Today’s reactors are large scale, long-term construction projects requiring very large up front capital costs. This, more than any other factor, has inhibited the further expansion of nuclear power around the world. If nuclear power is to have a future, then the costs associated with bringing reactors on line will have to come down from where they are today. Yet surprisingly, installed nuclear energy in the United States is among our cheapest sources of electricity. America’s nuclear power plants are cash cows for the big utility companies that own them because their construction costs are paid off and the fuel and operating costs are relatively low. With nuclear, like with hydro-electric dams, the initial investment is great, but those costs when amortizedover many decades render an entirely different picture in terms of economics. A big difficulty is that private, unregulated energy markets do not encourage long term energy infrastructure investments.

Current nuclear power construction projects underway around the world consist of the very first of this new Generation III design ever built and have yet to benefit from the economies of scale that come with successive builds. The two EPR reactor projects in France and Finland are wildly over budget and behind schedule. Yet the same reactors currently being built in China are both on budget and on schedule. It remains to be seen whether the two AP-1000 reactors currently under construction in Georgia come in as planned.

The best way to make nuclear energy cheaper is through the mass production of components, the utilization of off-the-shelf technology, and simpler designs utilizing passive safety: this is the promise of many of these new advanced designs.

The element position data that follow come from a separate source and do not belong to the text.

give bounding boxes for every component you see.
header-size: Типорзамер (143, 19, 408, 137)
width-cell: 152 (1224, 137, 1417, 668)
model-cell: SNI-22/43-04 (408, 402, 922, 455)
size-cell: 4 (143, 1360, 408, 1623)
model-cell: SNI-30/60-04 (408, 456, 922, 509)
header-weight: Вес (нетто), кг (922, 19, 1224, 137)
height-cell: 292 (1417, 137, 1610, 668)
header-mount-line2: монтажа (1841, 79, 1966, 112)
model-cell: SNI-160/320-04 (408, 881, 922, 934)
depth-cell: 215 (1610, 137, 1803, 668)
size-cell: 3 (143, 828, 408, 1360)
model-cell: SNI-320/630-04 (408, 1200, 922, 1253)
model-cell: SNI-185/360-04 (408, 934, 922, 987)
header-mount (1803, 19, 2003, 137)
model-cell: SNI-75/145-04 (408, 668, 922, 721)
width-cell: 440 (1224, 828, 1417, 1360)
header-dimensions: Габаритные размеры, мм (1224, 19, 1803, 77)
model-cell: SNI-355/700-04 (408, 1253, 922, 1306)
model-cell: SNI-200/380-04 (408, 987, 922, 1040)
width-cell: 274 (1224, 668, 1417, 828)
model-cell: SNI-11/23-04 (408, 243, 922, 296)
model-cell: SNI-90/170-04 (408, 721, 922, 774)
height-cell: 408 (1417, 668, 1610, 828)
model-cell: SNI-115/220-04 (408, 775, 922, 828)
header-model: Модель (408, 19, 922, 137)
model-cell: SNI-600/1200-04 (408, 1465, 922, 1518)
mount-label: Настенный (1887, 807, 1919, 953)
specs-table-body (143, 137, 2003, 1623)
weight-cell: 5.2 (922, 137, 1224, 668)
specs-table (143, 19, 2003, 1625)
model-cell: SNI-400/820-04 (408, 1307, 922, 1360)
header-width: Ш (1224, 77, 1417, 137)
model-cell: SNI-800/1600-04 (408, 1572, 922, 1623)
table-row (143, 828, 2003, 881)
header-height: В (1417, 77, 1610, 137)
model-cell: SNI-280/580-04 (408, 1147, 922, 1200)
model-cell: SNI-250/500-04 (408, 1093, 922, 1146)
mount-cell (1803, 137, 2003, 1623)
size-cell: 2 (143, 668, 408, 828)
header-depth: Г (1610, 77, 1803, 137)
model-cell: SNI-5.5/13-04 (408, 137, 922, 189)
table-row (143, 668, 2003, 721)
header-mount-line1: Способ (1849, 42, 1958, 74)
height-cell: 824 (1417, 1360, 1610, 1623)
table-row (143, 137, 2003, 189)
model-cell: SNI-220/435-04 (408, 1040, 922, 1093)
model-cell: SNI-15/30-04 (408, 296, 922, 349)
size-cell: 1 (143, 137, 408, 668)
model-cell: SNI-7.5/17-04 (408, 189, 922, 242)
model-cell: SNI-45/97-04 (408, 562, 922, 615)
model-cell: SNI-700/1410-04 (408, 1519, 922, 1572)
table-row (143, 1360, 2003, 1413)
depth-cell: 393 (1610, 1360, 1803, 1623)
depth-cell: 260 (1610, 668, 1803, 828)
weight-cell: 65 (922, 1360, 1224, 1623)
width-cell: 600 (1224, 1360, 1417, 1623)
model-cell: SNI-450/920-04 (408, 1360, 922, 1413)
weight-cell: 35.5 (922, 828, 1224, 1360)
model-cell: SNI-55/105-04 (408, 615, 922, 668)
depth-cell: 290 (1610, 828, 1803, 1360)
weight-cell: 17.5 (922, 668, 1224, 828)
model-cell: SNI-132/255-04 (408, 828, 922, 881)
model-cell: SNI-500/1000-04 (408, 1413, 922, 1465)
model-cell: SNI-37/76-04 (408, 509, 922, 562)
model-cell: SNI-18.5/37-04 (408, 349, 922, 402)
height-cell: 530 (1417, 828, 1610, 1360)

Political and economic commitments must be made to build them for the price to come down, just as we’ve done with wind and solar energy, which have been heavily subsidized in order to develop a viable market capable of benefiting from economies of scale.

It’s important to remember too that barring an international agreement to put a price on carbon (that presently shows no sign of materializing) both renewable energy and nuclear power will face challenges in competing with fossil fuels. Until recently, it was assumed that the cost of fossil fuels would continue to rise as we deplete known resources (remember “the end of oil”?). In fact, as our technology advances in all areas, so too does our ability to locate and extract fossil fuels from ever more remote locations – the current controversy over the XL Pipeline and hydrofracking in the Marcellus Shale are but two recent newsworthy examples. The cost issue is affects all non-CO2 emitting sources of energy, not just nuclear.